2. Direnme kararı taraf vekilleri tarafından temyiz edilmiştir.
3. Hukuk Genel Kurulunca dosyadaki belgeler incelendikten sonra gereği görüşüldü:

I. YARGILAMA SÜRECİ
Davacı İstemi:
4. Davacı vekili dava dilekçesinde; müvekkilinin, davalının teslim edeceği ürünlere karşılık ileri tarihli çekler düzenleyerek verdiğini, bir süre sonra taraflar arasındaki ticari ilişkinin sona erdiğini, müvekkilinin davalıya verdiği çeklerin tamamını ödediğini, davalı hakkında fazladan yapılan ödemeden kaynaklanan alacağın tahsili için icra takibi yapıldığını, davalının icra takibine itirazdan sonra asıl alacağın tamamını müvekkilinin hesabına yatırdığını, ancak itirazın haklı olup olmadığının icra takibinin yapıldığı tarih itibariyle değerlendirilmesi gerektiğini ileri sürerek itirazın iptali ile asıl alacağın %40’ı oranından az olmamak üzere icra inkâr tazminatının davalıdan tahsiline karar verilmesini talep etmiştir.
Davalı Cevabı:
5. Davalı vekili cevap dilekçesinde; davacının cari hesaba dayanarak icra takibi yaptığını, ancak cari hesap sözleşmesinin bulunmaması nedeniyle takibe ve cari hesaba itiraz etmekte haklı olduklarını, asıl borç miktarı ödendiğinden davacının ancak takipte istediği faiz için itirazın iptali davası açabileceğini, davacının asıl alacağı dava etmesinde hukukî yararının bulunmadığını belirterek davanın reddi ile asıl alacağın en az %40’ı oranında tazminata karar verilmesini talep etmiştir.
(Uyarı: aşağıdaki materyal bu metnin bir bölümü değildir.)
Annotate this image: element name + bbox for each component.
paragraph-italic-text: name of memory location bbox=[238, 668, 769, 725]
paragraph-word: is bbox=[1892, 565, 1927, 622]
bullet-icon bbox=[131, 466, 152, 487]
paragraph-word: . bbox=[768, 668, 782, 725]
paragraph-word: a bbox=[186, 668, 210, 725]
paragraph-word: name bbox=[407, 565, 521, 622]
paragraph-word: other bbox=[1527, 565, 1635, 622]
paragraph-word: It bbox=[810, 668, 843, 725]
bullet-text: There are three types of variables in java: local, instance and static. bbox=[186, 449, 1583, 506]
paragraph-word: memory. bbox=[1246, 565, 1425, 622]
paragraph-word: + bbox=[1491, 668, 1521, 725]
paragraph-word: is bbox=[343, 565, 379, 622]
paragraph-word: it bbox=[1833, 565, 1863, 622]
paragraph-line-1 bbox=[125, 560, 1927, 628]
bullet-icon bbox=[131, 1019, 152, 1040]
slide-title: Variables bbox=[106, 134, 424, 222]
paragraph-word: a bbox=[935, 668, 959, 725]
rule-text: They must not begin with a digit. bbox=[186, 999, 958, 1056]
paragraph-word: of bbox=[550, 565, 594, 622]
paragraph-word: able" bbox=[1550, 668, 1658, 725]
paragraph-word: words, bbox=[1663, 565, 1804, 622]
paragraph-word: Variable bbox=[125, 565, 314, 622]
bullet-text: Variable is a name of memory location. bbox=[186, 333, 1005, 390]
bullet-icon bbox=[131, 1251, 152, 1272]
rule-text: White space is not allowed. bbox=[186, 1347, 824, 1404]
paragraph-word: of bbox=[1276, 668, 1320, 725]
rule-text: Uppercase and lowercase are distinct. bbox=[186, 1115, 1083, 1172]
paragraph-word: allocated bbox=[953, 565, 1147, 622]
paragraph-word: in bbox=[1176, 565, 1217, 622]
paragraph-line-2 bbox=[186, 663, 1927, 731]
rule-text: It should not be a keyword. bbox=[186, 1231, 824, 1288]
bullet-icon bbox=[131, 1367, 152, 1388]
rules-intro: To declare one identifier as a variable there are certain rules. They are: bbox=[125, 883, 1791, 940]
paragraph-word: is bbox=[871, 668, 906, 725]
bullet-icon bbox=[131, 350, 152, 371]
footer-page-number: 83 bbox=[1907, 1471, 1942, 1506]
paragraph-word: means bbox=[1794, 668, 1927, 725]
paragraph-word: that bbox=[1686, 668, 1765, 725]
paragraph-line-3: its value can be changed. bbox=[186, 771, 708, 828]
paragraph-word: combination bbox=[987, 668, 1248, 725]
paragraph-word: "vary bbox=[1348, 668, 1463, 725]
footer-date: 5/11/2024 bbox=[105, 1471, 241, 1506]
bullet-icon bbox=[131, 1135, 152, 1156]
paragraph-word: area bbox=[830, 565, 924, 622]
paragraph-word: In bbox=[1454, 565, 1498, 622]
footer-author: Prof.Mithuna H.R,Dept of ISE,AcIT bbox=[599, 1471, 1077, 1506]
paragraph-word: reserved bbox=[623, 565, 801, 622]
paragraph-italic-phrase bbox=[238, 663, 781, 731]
İlk Derece Mahkemesi Kararı:
6. Ankara 1. Asliye Ticaret Mahkemesinin 20.03.2012 tarihli ve 2010/364 E., 2012/131 K. sayılı kararı ile; davalının takip tarihi itibariyle davacıya 59.365,99TL borçlu olduğu, davalının bu miktarı ödeme emrine itiraz süresi içinde ödediği, itirazın iptali davalarında haklılık durumunun takip tarihi itibariyle belirleneceği, ancak bu davalarda icra takibinden önce ve takipten sonra ödeme emrine itiraz süresi bitmeden yapılan ödemelerin de dikkate alınacağı, davalının ödeme emrine itiraz süresi dolmadan davacı hesabına 59.365,99TL ödeme yaptığı, buna göre takip tarihi itibariyle borç miktarının bilirkişi raporuyla 7.549,65TL olarak hesaplandığı, davacının bu miktar dışındaki borca yapılan itirazın iptalini talep etmekte hukukî yararının bulunmadığı gerekçesiyle asıl alacağın 7.549,60TL’lik kısmına yönelik yapılan itirazın iptaline, takibin bu tutar üzerinden devamına, fazlaya ilişkin talebin reddine, kabul edilen kısım üzerinden hesaplanan 3.019,80TL icra inkâr tazminatının davalıdan tahsiline, reddedilen kısım bakımından davalının kötü niyet tazminatı talebinin reddine, dava tarihi itibariyle 59.365,99TL ödemeyi bildiği hâlde itirazın tamamen iptali talebi ile dava açan davacının 6100 sayılı Hukuk Muhakemeleri Kanunu’nun (HMK) 329/2. maddesi gereğince 2.000TL para cezası ile cezalandırılmasına karar verilmiştir.
Özel Daire Bozma Kararı:
7. Mahkemenin yukarıda belirtilen kararına karşı süresi içinde taraf vekilleri temyiz isteminde bulunmuştur.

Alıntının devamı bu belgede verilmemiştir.